Smith explained the hypocrisy of people asking why those who had been “kicked around” for so long are not able to reach some of the same academic and economic standards that the “kickers” hold for them.


“It is so important to understand because we can misunderstand and misdiagnose why the world looks the way it does if you don’t understand the history that created it,” he said.


After reading Thomas Jefferson’s memoir, Smith learned Black people were inferior and slaves were incapable of love and emotion.


“That was a version of Jefferson I was never taught,” he said.


“We are so committed to the idea of ‘American exceptionalism’ that we inevitably suppress anything that makes us look unexceptional,” Smith said.


“Part of what it means to be an American, part of what it means to live in this country, part of what it means to understand this country is to be able to hold a set of complicated truths at once – that Jefferson was a brilliant man ... and that he also enslaved over 600 people over the course of his life,” he said.


“Twelve of our first 18 presidents owned slaves. Eight of them owned slaves while they were in office,” Smith added.

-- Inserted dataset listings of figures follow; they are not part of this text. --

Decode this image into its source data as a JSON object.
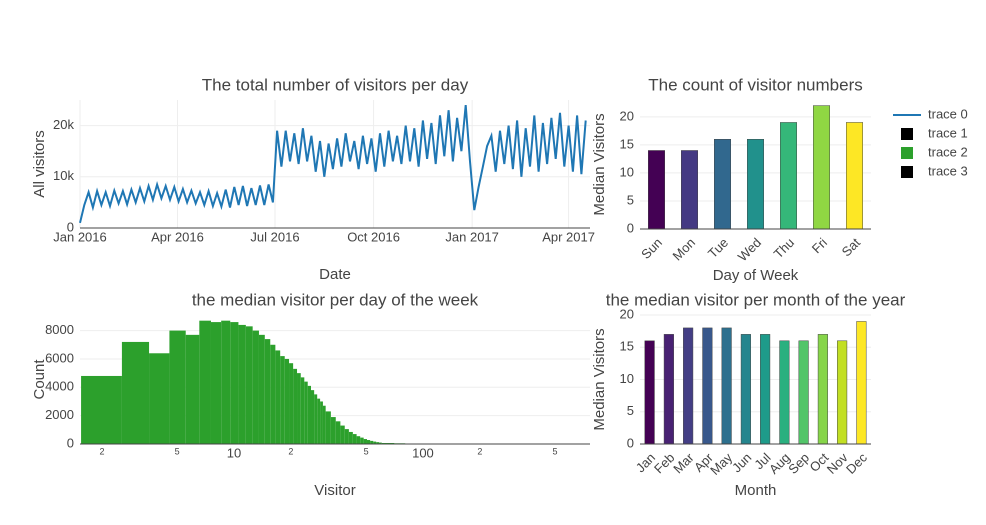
{
  "chart_data": [
    {
      "type": "line",
      "title": "The total number of visitors per day",
      "xlabel": "Date",
      "ylabel": "All visitors",
      "color": "#1f77b4",
      "grid": true,
      "x": [
        0,
        4,
        8,
        12,
        16,
        20,
        24,
        28,
        32,
        36,
        40,
        44,
        48,
        52,
        56,
        60,
        64,
        68,
        72,
        76,
        80,
        84,
        88,
        92,
        96,
        100,
        104,
        108,
        112,
        116,
        120,
        124,
        128,
        132,
        136,
        140,
        144,
        148,
        152,
        156,
        160,
        164,
        168,
        172,
        176,
        180,
        184,
        188,
        192,
        196,
        200,
        204,
        208,
        212,
        216,
        220,
        224,
        228,
        232,
        236,
        240,
        244,
        248,
        252,
        256,
        260,
        264,
        268,
        272,
        276,
        280,
        284,
        288,
        292,
        296,
        300,
        304,
        308,
        312,
        316,
        320,
        324,
        328,
        332,
        336,
        340,
        344,
        348,
        352,
        356,
        360,
        364,
        368,
        372,
        376,
        380,
        384,
        388,
        392,
        396,
        400,
        404,
        408,
        412,
        416,
        420,
        424,
        428,
        432,
        436,
        440,
        444,
        448,
        452,
        456,
        460,
        464,
        468,
        472
      ],
      "values": [
        1000,
        4500,
        7000,
        4000,
        7200,
        4500,
        7000,
        4300,
        7300,
        4800,
        7200,
        4600,
        7500,
        5000,
        7800,
        5200,
        8200,
        5500,
        8500,
        5800,
        8200,
        5500,
        8000,
        5200,
        7600,
        5000,
        7300,
        4800,
        7000,
        4500,
        7200,
        4300,
        6800,
        4200,
        7500,
        4000,
        8000,
        4500,
        8200,
        4300,
        7800,
        4500,
        8300,
        4500,
        8500,
        5000,
        19000,
        12000,
        19000,
        13000,
        18500,
        12500,
        19500,
        13000,
        18000,
        11000,
        17000,
        10000,
        16500,
        11500,
        17500,
        12000,
        18500,
        13000,
        17000,
        11500,
        18000,
        12500,
        17500,
        11000,
        18500,
        12000,
        19000,
        13000,
        18000,
        12500,
        20000,
        13000,
        19500,
        12000,
        21000,
        13500,
        20500,
        12500,
        22000,
        14000,
        23000,
        13000,
        21500,
        15000,
        24000,
        13000,
        3500,
        8000,
        12000,
        16000,
        18000,
        11000,
        19000,
        12500,
        20000,
        11500,
        21000,
        10000,
        19500,
        12000,
        22000,
        11000,
        20500,
        12500,
        21500,
        13500,
        22500,
        12000,
        20000,
        11000,
        22000,
        10500,
        21000
      ],
      "xlim": [
        0,
        476
      ],
      "xticks": [
        {
          "value": 0,
          "label": "Jan 2016"
        },
        {
          "value": 91,
          "label": "Apr 2016"
        },
        {
          "value": 182,
          "label": "Jul 2016"
        },
        {
          "value": 274,
          "label": "Oct 2016"
        },
        {
          "value": 366,
          "label": "Jan 2017"
        },
        {
          "value": 456,
          "label": "Apr 2017"
        }
      ],
      "ylim": [
        0,
        25000
      ],
      "yticks": [
        0,
        {
          "value": 10000,
          "label": "10k"
        },
        {
          "value": 20000,
          "label": "20k"
        }
      ]
    },
    {
      "type": "bar",
      "title": "The count of visitor numbers",
      "xlabel": "Day of Week",
      "ylabel": "Median Visitors",
      "grid": true,
      "categories": [
        "Sun",
        "Mon",
        "Tue",
        "Wed",
        "Thu",
        "Fri",
        "Sat"
      ],
      "values": [
        14,
        14,
        16,
        16,
        19,
        22,
        19
      ],
      "colors": [
        "#440154",
        "#443983",
        "#31688e",
        "#21918c",
        "#35b779",
        "#90d743",
        "#fde725"
      ],
      "ylim": [
        0,
        23
      ],
      "yticks": [
        0,
        5,
        10,
        15,
        20
      ]
    },
    {
      "type": "histogram",
      "title": "the median visitor per day of the week",
      "xlabel": "Visitor",
      "ylabel": "Count",
      "color": "#2ca02c",
      "grid": true,
      "xscale": "log",
      "bins": [
        1.55,
        2.55,
        3.55,
        4.55,
        5.55,
        6.55,
        7.55,
        8.55,
        9.55,
        10.55,
        11.55,
        12.55,
        13.55,
        14.55,
        15.55,
        16.55,
        17.55,
        18.55,
        19.55,
        20.55,
        21.55,
        22.55,
        23.55,
        24.55,
        25.55,
        26.55,
        27.55,
        28.55,
        29.55,
        30.55,
        32.55,
        34.55,
        36.55,
        38.55,
        40.55,
        42.55,
        44.55,
        46.55,
        48.55,
        50.55,
        52.55,
        54.55,
        56.55,
        58.55,
        60.55,
        70.55,
        80.55,
        90.55,
        100.55,
        150.55,
        300.55,
        750.55
      ],
      "values": [
        4800,
        7200,
        6400,
        8000,
        7700,
        8700,
        8600,
        8700,
        8600,
        8400,
        8300,
        8000,
        7700,
        7400,
        7000,
        6600,
        6200,
        6000,
        5700,
        5300,
        5000,
        4700,
        4400,
        4100,
        3800,
        3500,
        3200,
        3000,
        2700,
        2300,
        1900,
        1600,
        1300,
        1050,
        850,
        700,
        550,
        450,
        350,
        280,
        220,
        170,
        130,
        100,
        70,
        50,
        30,
        20,
        10,
        5,
        2
      ],
      "xlim": [
        1.53,
        766
      ],
      "xticks": [
        2,
        5,
        10,
        {
          "value": 20,
          "label": "2"
        },
        {
          "value": 50,
          "label": "5"
        },
        100,
        {
          "value": 200,
          "label": "2"
        },
        {
          "value": 500,
          "label": "5"
        }
      ],
      "ylim": [
        0,
        9100
      ],
      "yticks": [
        0,
        2000,
        4000,
        6000,
        8000
      ]
    },
    {
      "type": "bar",
      "title": "the median visitor per month of the year",
      "xlabel": "Month",
      "ylabel": "Median Visitors",
      "grid": true,
      "categories": [
        "Jan",
        "Feb",
        "Mar",
        "Apr",
        "May",
        "Jun",
        "Jul",
        "Aug",
        "Sep",
        "Oct",
        "Nov",
        "Dec"
      ],
      "values": [
        16,
        17,
        18,
        18,
        18,
        17,
        17,
        16,
        16,
        17,
        16,
        19
      ],
      "colors": [
        "#440154",
        "#482173",
        "#433e85",
        "#38588c",
        "#2d708e",
        "#25858e",
        "#1e9b8a",
        "#2ab07f",
        "#52c569",
        "#86d549",
        "#c2df23",
        "#fde725"
      ],
      "ylim": [
        0,
        20
      ],
      "yticks": [
        0,
        5,
        10,
        15,
        20
      ]
    }
  ],
  "legend": {
    "position": "right",
    "entries": [
      {
        "name": "trace 0",
        "color": "#1f77b4",
        "symbol": "line"
      },
      {
        "name": "trace 1",
        "color": "#000000",
        "symbol": "square"
      },
      {
        "name": "trace 2",
        "color": "#2ca02c",
        "symbol": "square"
      },
      {
        "name": "trace 3",
        "color": "#000000",
        "symbol": "square"
      }
    ]
  }
}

Smith read his poem that was addressed as a letter to five of those presidents.


The poem ended with the lines, “I have been taught how perfect this country is, but no one ever told me about the pages torn out of my textbooks. How Black and Brown bodies were bludgeoned for three centuries and found no place in the curriculum.


“Oppression doesn’t just disappear because you decided not to teach us that chapter. If you only hear one side of the story, at some point you have to question who the writer is.”


Smith said educators are shamed for talking about certain aspects of history because it means they are getting “too political.”


Having grown up in New Orleans, Smith discussed the impact of living in a place full of monuments for the people who fought for so long to keep Black people enslaved.


“What are we saying to Black people in this country? That we would lift up and maintain these marble images of people who fought a war to keep you and your ancestors enslaved,” he said.


Smith recited lines from his poem, “What do you call it when the road you walk on is named for those who imagine you under a noose? What do you call it when the roof over your head is named for people who would’ve wanted the bricks to crush you?”


Smith emphasized the importance of knowing the history of oppression and acknowledging America’s attempt at hiding it.


Another line from his poetry read, “... You see the country is only able to whisper the words, ‘American exceptionalism’ because we are so good at covering our ears while someone else is screaming.”


Smith explained knowing this history is important to help educate others, so they don’t have to go through the same “paralysis and confusion” he did growing up.


Not only to educate others, but knowing it for yourself and knowing “you are not singularly defined by that history.”


Smith said, “There is something so profoundly liberating and emancipatory in knowing that this country can’t lie to you anymore.”